案例
CyclicBarrier是一個同步輔助類,允許一組線程互相等待,直到到達某個公共屏障點 (common barrier point)。因爲該 barrier 在釋放等待線程後可以重用,所以稱它爲循環 的 barrier。
public class CyclicBarrierTest {
public static Map<String,Integer> result = new ConcurrentHashMap<>();
public static CyclicBarrier barrier = new CyclicBarrier(4,()->{
System.out.println("彙總任務啓動");
int rs = 0;
for(Map.Entry<String,Integer> entry:result.entrySet()){
System.out.println(entry.getKey()+":"+entry.getValue());
rs += entry.getValue();
}
System.out.println("rs="+rs);
});
public static void main(String[] args) {
for(int i=0;i<4;i++){
Thread t = new Thread(()->{
System.out.println(Thread.currentThread().getName()+"啓動");
try {
Random random = new Random();
result.put(Thread.currentThread().getName(),random.nextInt(10));
barrier.await();
System.out.println(Thread.currentThread().getName()+"喚醒後繼續執行");
// 再次執行barrier.await() 還會觸發彙總任務
// barrier.await();
} catch (InterruptedException e) {
e.printStackTrace();
} catch (BrokenBarrierException e) {
e.printStackTrace();
}
});
t.start();
try {
Thread.sleep(1000);
} catch (InterruptedException e) {
e.printStackTrace();
}
}
}
}
打印結果
Thread-0啓動
Thread-1啓動
Thread-2啓動
Thread-3啓動
彙總任務啓動
Thread-3:4
Thread-0:1
Thread-1:8
Thread-2:5
rs=18
Thread-3喚醒後繼續執行
Thread-2喚醒後繼續執行
Thread-1喚醒後繼續執行
Thread-0喚醒後繼續執行
可以發現,喚醒的順序跟await的順序是相反的,這涉及到AQS裏面的機制。
Condition
object.wait()和object.notifyAll()實現了通知,需配合synchronized使用。
condition.await()和condition.signalAll()和上面類似,需配合ReentrantLock使用。

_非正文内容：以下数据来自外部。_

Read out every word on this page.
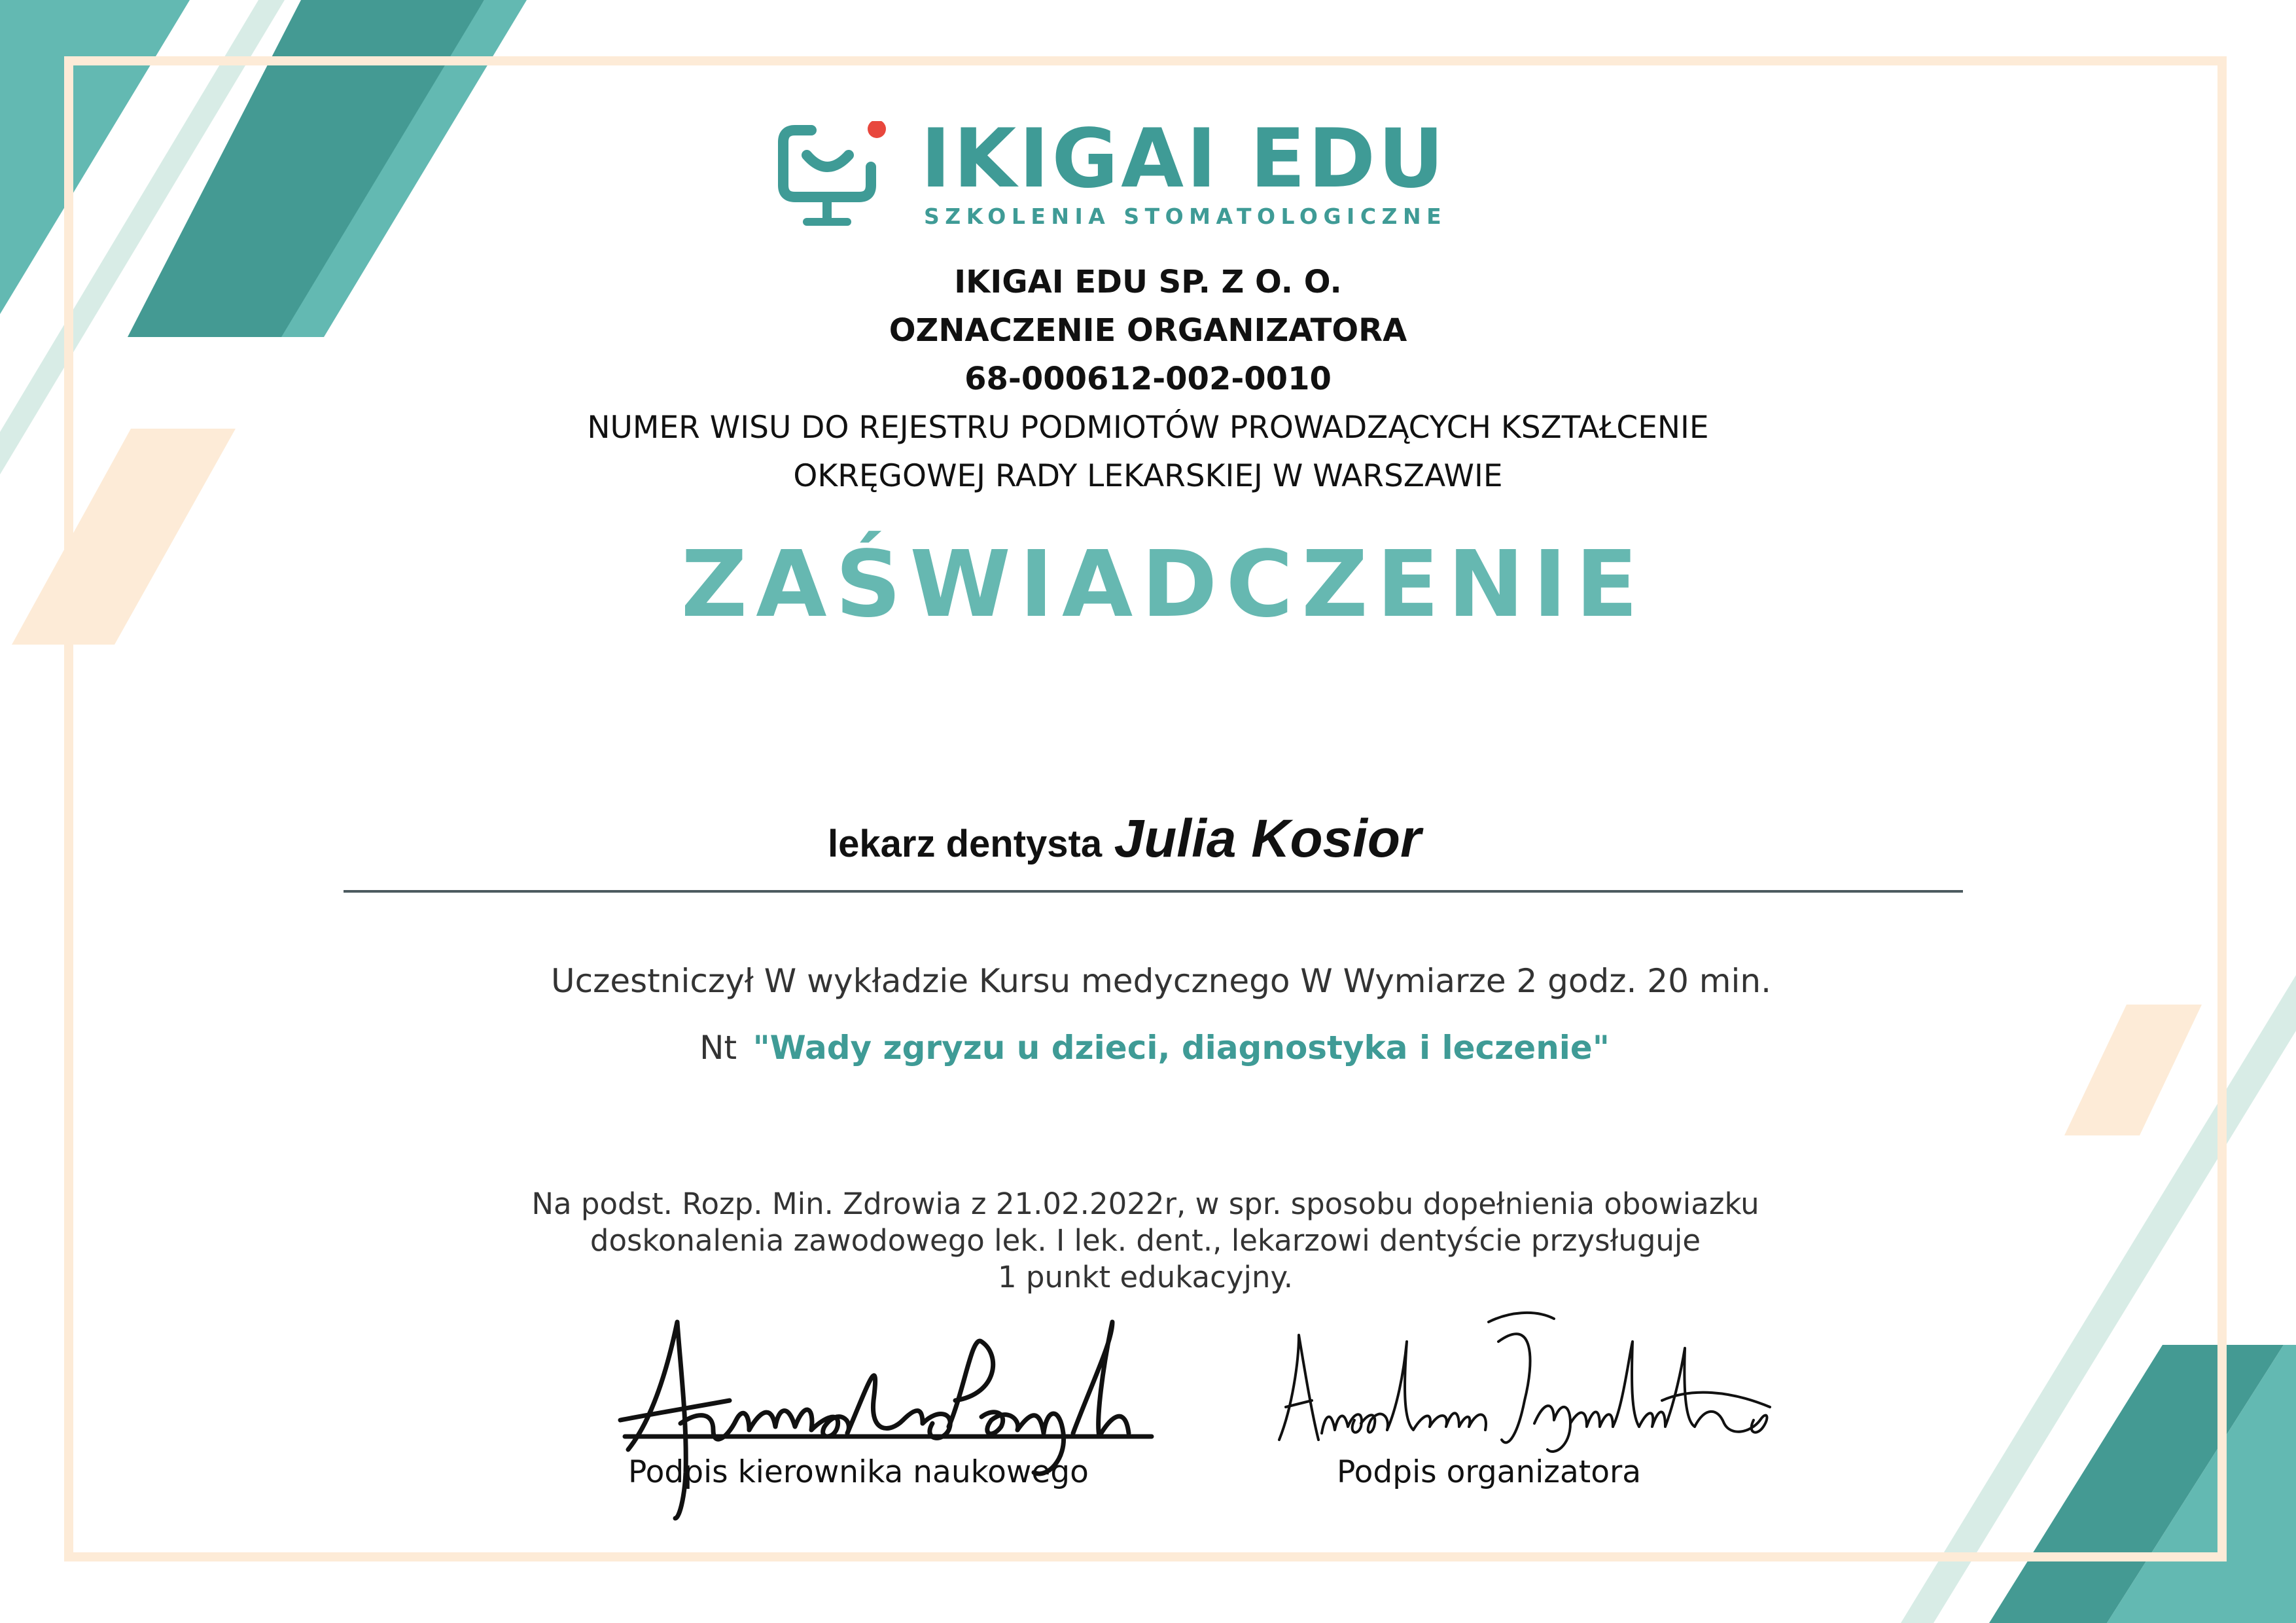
IKIGAI EDU
SZKOLENIA STOMATOLOGICZNE
IKIGAI EDU SP. Z O. O.
OZNACZENIE ORGANIZATORA
68-000612-002-0010
NUMER WISU DO REJESTRU PODMIOTÓW PROWADZĄCYCH KSZTAŁCENIE
OKRĘGOWEJ RADY LEKARSKIEJ W WARSZAWIE
ZAŚWIADCZENIE
lekarz dentysta Julia Kosior
Uczestniczył W wykładzie Kursu medycznego W Wymiarze 2 godz. 20 min.
Nt "Wady zgryzu u dzieci, diagnostyka i leczenie"
Na podst. Rozp. Min. Zdrowia z 21.02.2022r, w spr. sposobu dopełnienia obowiazku
doskonalenia zawodowego lek. I lek. dent., lekarzowi dentyście przysługuje
1 punkt edukacyjny.
Podpis kierownika naukowego	Podpis organizatora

public class ConditionTest {
public static Lock lock = new ReentrantLock();
public static Condition cond1 = lock.newCondition();
public static Condition cond2 = lock.newCondition();
public static void main(String[] args) {
for(int i=0;i<3;i++) {
Thread t1 = new Thread(() -> {
lock.lock();
try {
// 類似於object.wait() 釋放鎖,等待被喚醒然後繼續執行
if(Thread.currentThread().getId()==13){
System.out.println(Thread.currentThread().getName() + "獲得鎖,cond1.await()");
cond1.await();
}else{
System.out.println(Thread.currentThread().getName() + "獲得鎖,cond2.await()");
cond2.await();
}
System.out.println(Thread.currentThread().getName() + "被喚醒,且帶着鎖休眠1s");
Thread.sleep(1000);
} catch (InterruptedException e) {
e.printStackTrace();
} finally {
lock.unlock();
}
});
t1.start();
try {
Thread.sleep(1000);
} catch (InterruptedException e) {
e.printStackTrace();
}
}
// 喚醒所有線程,首先得獲取鎖,signal後得釋放鎖
lock.lock();
cond1.signalAll();
System.out.println("喚醒cond1所有線程,同時釋放鎖");
lock.unlock();
}
}
可以喚醒指定的與condition綁定的線程
Thread-0獲得鎖,cond2.await()
Thread-1獲得鎖,cond2.await()
Thread-2獲得鎖,cond1.await()
喚醒cond1所有線程,同時釋放鎖
Thread-2被喚醒,且帶着鎖休眠1s
CyclicBarrier原理
具體邏輯實現是
- 定義變量 lock , trip , generation , barrierCommand , parties,count 等等
- 通過構造函數獲取必須同時到達barrier的線程個數(parties)和parties個線程到達barrier時,會執行的動作(barrierCommand)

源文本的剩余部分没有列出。